Правительство убийц не наладит порядка, не повернет жизнь в старое русло. Не пропадет даром пролитая кровь ни в чем не повинных людей, голод и страдания народных масс, плач детей и отчаяние матерей – жертвы, какие должен нести народ, чтобы преодолеть врага и чтобы победить.
Уже поздно. Я хочу хотя бы здесь вести правильную жизнь, чтобы не отдать им своих сил. А я чувствую, что у меня столько сил, что мне кажется – я все выдержу и вернусь.
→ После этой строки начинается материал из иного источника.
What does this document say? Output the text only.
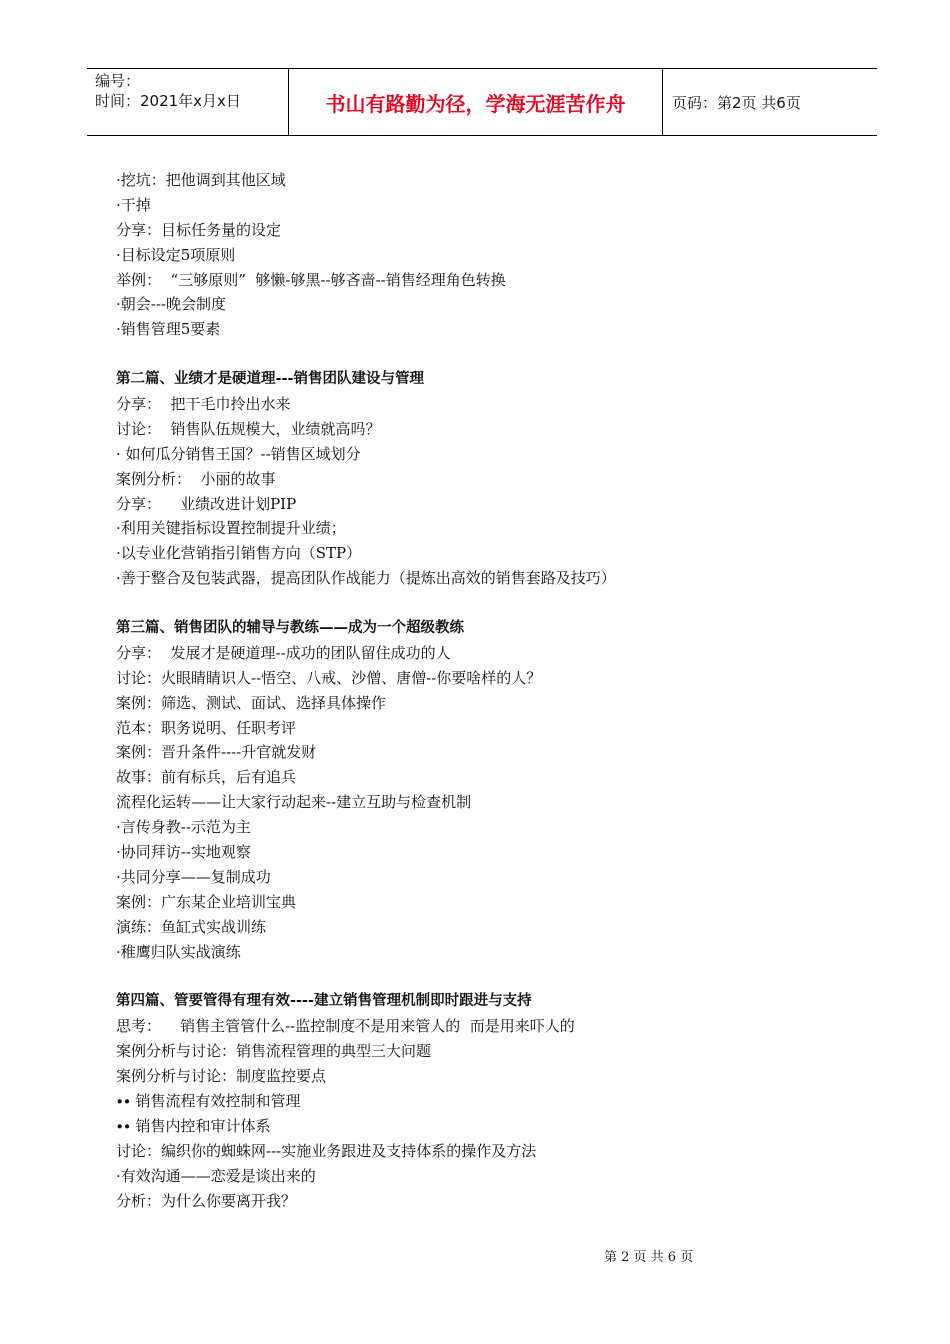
编号：
时间：2021年x月x日	书山有路勤为径，学海无涯苦作舟	页码：第2页 共6页
·挖坑：把他调到其他区域
·干掉
分享：目标任务量的设定
·目标设定5项原则
举例：  “三够原则”  够懒-够黑--够吝啬--销售经理角色转换
·朝会---晚会制度
·销售管理5要素
第二篇、业绩才是硬道理---销售团队建设与管理
分享：  把干毛巾拎出水来
讨论：  销售队伍规模大，业绩就高吗？
· 如何瓜分销售王国？--销售区域划分
案例分析：  小丽的故事
分享：    业绩改进计划PIP
·利用关键指标设置控制提升业绩；
·以专业化营销指引销售方向（STP）
·善于整合及包装武器，提高团队作战能力（提炼出高效的销售套路及技巧）
第三篇、销售团队的辅导与教练——成为一个超级教练
分享：  发展才是硬道理--成功的团队留住成功的人
讨论：火眼睛睛识人--悟空、八戒、沙僧、唐僧--你要啥样的人？
案例：筛选、测试、面试、选择具体操作
范本：职务说明、任职考评
案例：晋升条件----升官就发财
故事：前有标兵，后有追兵
流程化运转——让大家行动起来--建立互助与检查机制
·言传身教--示范为主
·协同拜访--实地观察
·共同分享——复制成功
案例：广东某企业培训宝典
演练：鱼缸式实战训练
·稚鹰归队实战演练
第四篇、管要管得有理有效----建立销售管理机制即时跟进与支持
思考：    销售主管管什么--监控制度不是用来管人的  而是用来吓人的
案例分析与讨论：销售流程管理的典型三大问题
案例分析与讨论：制度监控要点
∙∙ 销售流程有效控制和管理
∙∙ 销售内控和审计体系
讨论：编织你的蜘蛛网---实施业务跟进及支持体系的操作及方法
·有效沟通——恋爱是谈出来的
分析：为什么你要离开我？
第 2 页 共 6 页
Но если даже я не вернусь, этот дневник дойдет, быть может, до моих друзей, и у них будет хоть частичка моего «я», и у них будет уверенность, что я был спокоен, что я звал их в момент тишины, печали и радостных дум и что мне хорошо настолько, насколько здесь может быть хорошо в тишине и одиночестве с мыслями о весне, о природе, о них, здесь, где иногда царит такая тишина, что можно вообразить себе, как живую, улыбку друзей…
2 мая
Вчера и сегодня мной овладело какое-то беспокойство, дрожь, тревога… Отчего? Не знаю. Но мысли не могут сосредоточиться и бьются и мечутся, как лоскутья, гонимые ветром…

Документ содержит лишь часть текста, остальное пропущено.